When using warp modifier, is there a way to keep the warping speed constant?


You can see below what effect I’m achieving using the warp modifier:


What’s essentially being done here is the radius of the warp modifier is keyframed to gradually increase. You can check it in the .blend file:

What’s also important to mention is that there’s a custom falloff curve used in the warp modifier, and the increase of the radius isn’t completely linear/constant either. That is so I can control how much of the mesh is being warped to the destination over time.


What I’d also like to happen, is for all of the vertices to have a constant speed during the warping process, which is currently not the case. It seems like it starts off at a certain speed, and gradually slows down as the radius increases.

The problem, as far as I can tell, seems to be that as the radius of the warp modifier gets bigger, it’s influence on the mesh becomes weaker. But I’m not sure if that’s the case.

But what I can tell for sure is that how quickly the radius increases, directly influences how fast the vertices move from A to B. Which is not what I want. I simply want to control how much of the mesh is being warped, not how fast .

Idea I had:

So, I’m not sure if the warp modifier is the best to use in this case, but I’m really not sure what else to use to get this result. One idea I had however, is to take the original mesh, and and scale it proportionally, to get an object like so:


Then I can animate it’s location to get a constant speed, and somehow flatten it back out when it “hits” the destination object, but I’m not sure if that’s even possible. Plus it would remove a lot of the parameters that I could control, so I don’t know.

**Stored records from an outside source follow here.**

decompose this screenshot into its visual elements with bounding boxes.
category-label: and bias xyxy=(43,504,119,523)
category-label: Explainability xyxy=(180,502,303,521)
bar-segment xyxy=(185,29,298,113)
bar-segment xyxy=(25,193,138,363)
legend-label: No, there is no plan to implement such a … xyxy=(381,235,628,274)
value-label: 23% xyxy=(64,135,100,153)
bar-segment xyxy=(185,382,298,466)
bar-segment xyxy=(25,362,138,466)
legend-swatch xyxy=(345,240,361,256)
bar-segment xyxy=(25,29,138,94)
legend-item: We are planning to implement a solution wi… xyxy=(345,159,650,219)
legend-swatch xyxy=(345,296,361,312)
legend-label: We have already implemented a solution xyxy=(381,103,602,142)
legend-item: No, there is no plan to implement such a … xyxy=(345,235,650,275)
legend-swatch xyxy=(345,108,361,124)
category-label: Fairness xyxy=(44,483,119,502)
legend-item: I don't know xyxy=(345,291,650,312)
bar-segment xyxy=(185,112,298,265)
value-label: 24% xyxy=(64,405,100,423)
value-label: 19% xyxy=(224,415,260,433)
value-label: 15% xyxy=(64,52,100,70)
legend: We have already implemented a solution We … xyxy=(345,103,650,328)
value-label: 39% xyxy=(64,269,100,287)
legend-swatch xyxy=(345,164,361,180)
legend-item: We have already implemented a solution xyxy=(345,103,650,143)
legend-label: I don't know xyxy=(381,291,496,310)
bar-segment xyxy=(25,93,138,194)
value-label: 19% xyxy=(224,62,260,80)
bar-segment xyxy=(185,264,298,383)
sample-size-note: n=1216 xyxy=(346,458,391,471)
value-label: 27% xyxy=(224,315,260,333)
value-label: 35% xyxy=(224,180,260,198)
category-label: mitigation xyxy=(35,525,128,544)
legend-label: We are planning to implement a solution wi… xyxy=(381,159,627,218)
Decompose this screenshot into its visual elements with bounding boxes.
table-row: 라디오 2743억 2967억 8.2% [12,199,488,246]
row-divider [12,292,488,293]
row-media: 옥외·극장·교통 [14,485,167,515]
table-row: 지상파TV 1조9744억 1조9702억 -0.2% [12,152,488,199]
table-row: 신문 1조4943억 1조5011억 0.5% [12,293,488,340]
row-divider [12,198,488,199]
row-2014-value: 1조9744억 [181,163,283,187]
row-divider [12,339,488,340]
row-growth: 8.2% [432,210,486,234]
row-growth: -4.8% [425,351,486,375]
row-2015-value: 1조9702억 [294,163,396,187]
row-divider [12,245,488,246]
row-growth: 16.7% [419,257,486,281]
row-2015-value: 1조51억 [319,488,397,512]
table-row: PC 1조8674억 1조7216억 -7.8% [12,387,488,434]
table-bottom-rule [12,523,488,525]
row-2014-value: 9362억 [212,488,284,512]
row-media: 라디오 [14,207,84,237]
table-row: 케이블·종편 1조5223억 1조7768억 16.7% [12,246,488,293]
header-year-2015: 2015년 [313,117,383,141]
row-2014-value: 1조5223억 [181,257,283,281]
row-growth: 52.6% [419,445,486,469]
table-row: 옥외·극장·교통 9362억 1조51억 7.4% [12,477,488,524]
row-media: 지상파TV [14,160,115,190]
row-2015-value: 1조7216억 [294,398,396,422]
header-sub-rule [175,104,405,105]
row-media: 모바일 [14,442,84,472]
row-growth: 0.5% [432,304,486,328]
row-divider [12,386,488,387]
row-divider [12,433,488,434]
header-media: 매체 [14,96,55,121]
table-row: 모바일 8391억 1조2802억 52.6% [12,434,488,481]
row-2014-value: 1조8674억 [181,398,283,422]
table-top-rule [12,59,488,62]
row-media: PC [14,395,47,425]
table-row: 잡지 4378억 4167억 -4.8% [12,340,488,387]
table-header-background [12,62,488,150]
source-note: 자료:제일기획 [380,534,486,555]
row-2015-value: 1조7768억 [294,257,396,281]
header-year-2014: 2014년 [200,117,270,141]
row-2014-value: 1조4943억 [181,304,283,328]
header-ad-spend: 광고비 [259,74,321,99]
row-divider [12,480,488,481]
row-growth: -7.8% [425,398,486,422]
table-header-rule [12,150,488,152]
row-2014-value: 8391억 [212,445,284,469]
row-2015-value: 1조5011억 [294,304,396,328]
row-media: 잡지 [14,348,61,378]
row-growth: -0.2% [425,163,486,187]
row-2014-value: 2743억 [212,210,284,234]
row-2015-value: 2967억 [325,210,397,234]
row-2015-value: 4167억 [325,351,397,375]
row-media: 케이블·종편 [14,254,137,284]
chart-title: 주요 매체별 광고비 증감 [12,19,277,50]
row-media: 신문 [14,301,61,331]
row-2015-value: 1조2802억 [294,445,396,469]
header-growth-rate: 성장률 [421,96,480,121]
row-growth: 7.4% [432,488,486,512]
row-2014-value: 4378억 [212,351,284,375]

So, if you know a solution to this, please let me know!


(note: this has been copied over from blender stack exchange where I originally asked this question)

If you want a constant velocity from a single transformation, you can’t animate the radius. That’s all there is to it. A constant velocity, starting at different times as it would with an animated radius, requires multiple transformations. (Multiple modifiers or whatever.)

If your proportional editing thing does what you want, and your only problem is how to flatten it out, you could consider animating shapekey 0->1, followed by animating it 1->0 and moving the object, both with linear interpolation. Shapekeys are just translation, and so undoing the shapekey at the same time that you translate the whole thing, will flatten it out with however you set your interpolation for those f-curves.

Another option here is an armature. You can paint a linear gradient, centered on the midline, and then normalize the weights of a second bone around that. Then you move one bone to stretch it out (with whatever interpolation mode is set for that bone) and another bone to unstretch it (again, with whatever interpolation mode you want.)